3、apply,map,applymap,replace

survey_df = pd.read_csv("D:\Downloads\small_survey_results.csv")
dtypes = survey_df.dtypes # 获取数据类型
str_cols=[col_name for col_name in dtypes.index if dtypes[col_name]=='object'] # 获取字符串类型的列名
survey_df[str_cols]=survey_df[str_cols].astype(str) # 将字符串类型的列转换为字符串类型

print(survey_df['Hobbyist'].apply(len))

def upper_case(col_value):
    return col_value.upper()
print(survey_df['Hobbyist'].apply(upper_case)) # 将hobbyist列的值转换为大写

survey_df['Hobbyist'] = survey_df['Hobbyist'].apply(lambda x: x.upper()) # 将hobbyist列的值转换为大写
print(survey_df['Hobbyist'])

print(survey_df.apply(len,axis='columns')) # 计算每行的长度
print(survey_df.apply(lambda x:x.min())) # 计算每列的最小值
map_dict = {'YES':True,'NO':False}
print(survey_df['Hobbyist'].map(map_dict)) # 将hobbyist列的值转换为布尔值

print(survey_df[str_cols].applymap(len)) # 计算字符串列的长度

map_dict={'YES':True}
print(survey_df['Hobbyist'].replace(map_dict)) # 将hobbyist列的值转换为布尔值

聚合、分组、数据清理

1、聚合、分组

survey_df = pd.read_csv("D:\Downloads\small_survey_results.csv")

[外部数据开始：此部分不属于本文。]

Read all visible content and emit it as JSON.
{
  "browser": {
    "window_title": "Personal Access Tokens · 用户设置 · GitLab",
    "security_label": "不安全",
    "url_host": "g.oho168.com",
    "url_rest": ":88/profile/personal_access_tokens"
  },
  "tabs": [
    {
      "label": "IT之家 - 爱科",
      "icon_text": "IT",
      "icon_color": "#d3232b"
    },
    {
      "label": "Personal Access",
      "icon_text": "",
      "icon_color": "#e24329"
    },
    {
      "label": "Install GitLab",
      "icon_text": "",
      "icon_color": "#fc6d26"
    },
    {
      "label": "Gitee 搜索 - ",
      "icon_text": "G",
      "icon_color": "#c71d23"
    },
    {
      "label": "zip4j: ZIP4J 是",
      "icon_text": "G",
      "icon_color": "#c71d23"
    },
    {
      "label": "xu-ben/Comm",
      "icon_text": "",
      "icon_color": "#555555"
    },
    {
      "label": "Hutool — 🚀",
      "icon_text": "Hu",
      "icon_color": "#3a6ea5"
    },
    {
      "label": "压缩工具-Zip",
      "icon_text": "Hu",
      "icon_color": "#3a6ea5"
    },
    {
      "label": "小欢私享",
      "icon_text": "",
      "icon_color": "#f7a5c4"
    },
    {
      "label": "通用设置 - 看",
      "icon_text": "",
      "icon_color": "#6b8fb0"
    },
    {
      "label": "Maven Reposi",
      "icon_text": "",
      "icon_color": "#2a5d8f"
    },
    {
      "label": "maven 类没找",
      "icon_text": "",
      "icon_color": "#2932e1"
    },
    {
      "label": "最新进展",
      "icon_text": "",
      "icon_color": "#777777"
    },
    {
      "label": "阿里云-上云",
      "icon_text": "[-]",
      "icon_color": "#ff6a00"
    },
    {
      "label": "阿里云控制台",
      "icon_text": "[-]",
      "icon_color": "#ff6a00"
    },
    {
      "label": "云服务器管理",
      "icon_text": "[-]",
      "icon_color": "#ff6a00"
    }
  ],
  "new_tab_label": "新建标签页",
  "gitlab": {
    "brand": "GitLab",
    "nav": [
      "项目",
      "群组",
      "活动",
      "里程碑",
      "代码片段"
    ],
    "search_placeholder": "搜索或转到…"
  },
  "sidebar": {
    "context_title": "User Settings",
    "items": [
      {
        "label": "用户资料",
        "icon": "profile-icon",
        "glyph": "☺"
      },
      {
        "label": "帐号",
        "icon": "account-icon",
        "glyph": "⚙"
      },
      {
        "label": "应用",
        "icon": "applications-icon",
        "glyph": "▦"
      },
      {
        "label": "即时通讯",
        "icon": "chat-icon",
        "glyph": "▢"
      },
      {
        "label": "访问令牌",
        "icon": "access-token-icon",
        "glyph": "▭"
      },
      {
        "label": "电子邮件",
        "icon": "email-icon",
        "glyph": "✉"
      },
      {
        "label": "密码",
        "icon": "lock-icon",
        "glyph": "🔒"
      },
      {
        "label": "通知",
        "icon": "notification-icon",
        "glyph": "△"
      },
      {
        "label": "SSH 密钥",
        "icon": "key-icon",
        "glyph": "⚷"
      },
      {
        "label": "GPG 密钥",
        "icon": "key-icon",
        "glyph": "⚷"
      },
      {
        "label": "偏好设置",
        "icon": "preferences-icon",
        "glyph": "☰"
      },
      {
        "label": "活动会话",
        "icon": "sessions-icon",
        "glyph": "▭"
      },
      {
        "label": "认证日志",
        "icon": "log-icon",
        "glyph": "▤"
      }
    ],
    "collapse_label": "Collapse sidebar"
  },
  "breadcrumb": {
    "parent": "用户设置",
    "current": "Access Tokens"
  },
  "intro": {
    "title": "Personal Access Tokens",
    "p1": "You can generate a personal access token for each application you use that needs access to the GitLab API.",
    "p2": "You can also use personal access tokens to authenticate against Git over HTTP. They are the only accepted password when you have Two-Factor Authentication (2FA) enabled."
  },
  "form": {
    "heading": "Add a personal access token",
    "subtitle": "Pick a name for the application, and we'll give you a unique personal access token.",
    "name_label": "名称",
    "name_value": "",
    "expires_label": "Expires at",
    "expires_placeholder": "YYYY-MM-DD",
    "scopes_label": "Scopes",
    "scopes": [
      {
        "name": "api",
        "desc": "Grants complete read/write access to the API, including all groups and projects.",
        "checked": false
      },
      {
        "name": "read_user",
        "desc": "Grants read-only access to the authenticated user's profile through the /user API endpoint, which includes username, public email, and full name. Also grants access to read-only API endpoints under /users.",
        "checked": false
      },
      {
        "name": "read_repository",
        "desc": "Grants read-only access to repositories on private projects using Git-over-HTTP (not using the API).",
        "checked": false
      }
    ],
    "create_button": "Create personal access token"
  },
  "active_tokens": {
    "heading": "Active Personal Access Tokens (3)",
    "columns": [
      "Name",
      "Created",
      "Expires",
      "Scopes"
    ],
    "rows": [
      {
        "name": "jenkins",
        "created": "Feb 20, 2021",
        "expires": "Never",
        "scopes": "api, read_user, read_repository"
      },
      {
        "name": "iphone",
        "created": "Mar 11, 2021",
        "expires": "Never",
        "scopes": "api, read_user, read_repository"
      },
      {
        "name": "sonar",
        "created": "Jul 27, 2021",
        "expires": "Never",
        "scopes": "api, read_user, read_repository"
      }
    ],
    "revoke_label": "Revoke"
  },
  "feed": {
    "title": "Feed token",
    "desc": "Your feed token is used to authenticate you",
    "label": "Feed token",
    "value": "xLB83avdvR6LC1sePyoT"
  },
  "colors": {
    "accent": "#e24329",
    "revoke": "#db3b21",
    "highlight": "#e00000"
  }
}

print(survey_df['ConvertedComp'].median()) # 显示数据的中位数
print(survey_df['ConvertedComp'].describe()) # 显示数据的统计信息
print(survey_df['Hobbyist'].value_counts(normalize=True)) # normalize=True表示显示百分比
country_groups=survey_df.groupby(['Country']) # 按国家分组
print(country_groups.get_group('India')) # 获取印度的数据
print(survey_df.groupby(['Country']).count()) # 统计各个国家的数据量
print(survey_df.groupby(['Country']).get_group('China')['OpSys'].value_counts()) # 获取中国的数据，并统计操作系统的数量
print(country_groups['OpSys'].value_counts().loc['China']) # 获取中国的数据，并统计操作系统的数量
print(country_groups['ConvertedComp'].median().loc['Germany']) # 获取德国的数据，并统计薪资的中位数
print(country_groups['ConvertedComp'].agg(['median','mean'])) # 统计薪资的中位数和平均数
country_filter = survey_df['Country'] == 'United States' # 筛选出美国的数据
print(survey_df.loc[country_filter]['LanguageWorkedWith'].str.contains('Python').sum()) # 统计美国使用Python的人数
country_groups = survey_df.groupby(['Country']).sum() # 按国家分组，并求和
print(country_groups) # 显示各个国家的数据和

country_groups = survey_df.groupby('Country')
country_users_python = country_groups['LanguageWorkedWith'].apply(lambda x:x.str.contains('Python').sum())
country_respondents = survey_df['Country'].value_counts()
concated_df = pd.concat([country_respondents, country_users_python], axis='columns', sort=False) # 合并两个Series
concated_df.rename(columns={'Country':'NumIfUsers', 'LanguageWorkedWith':'NumOfPythonUsers'}, inplace=True) # 重命名列名
print(concated_df)

2、数据清理

survey_df = pd.read_csv("D:\Downloads\small_survey_results.csv")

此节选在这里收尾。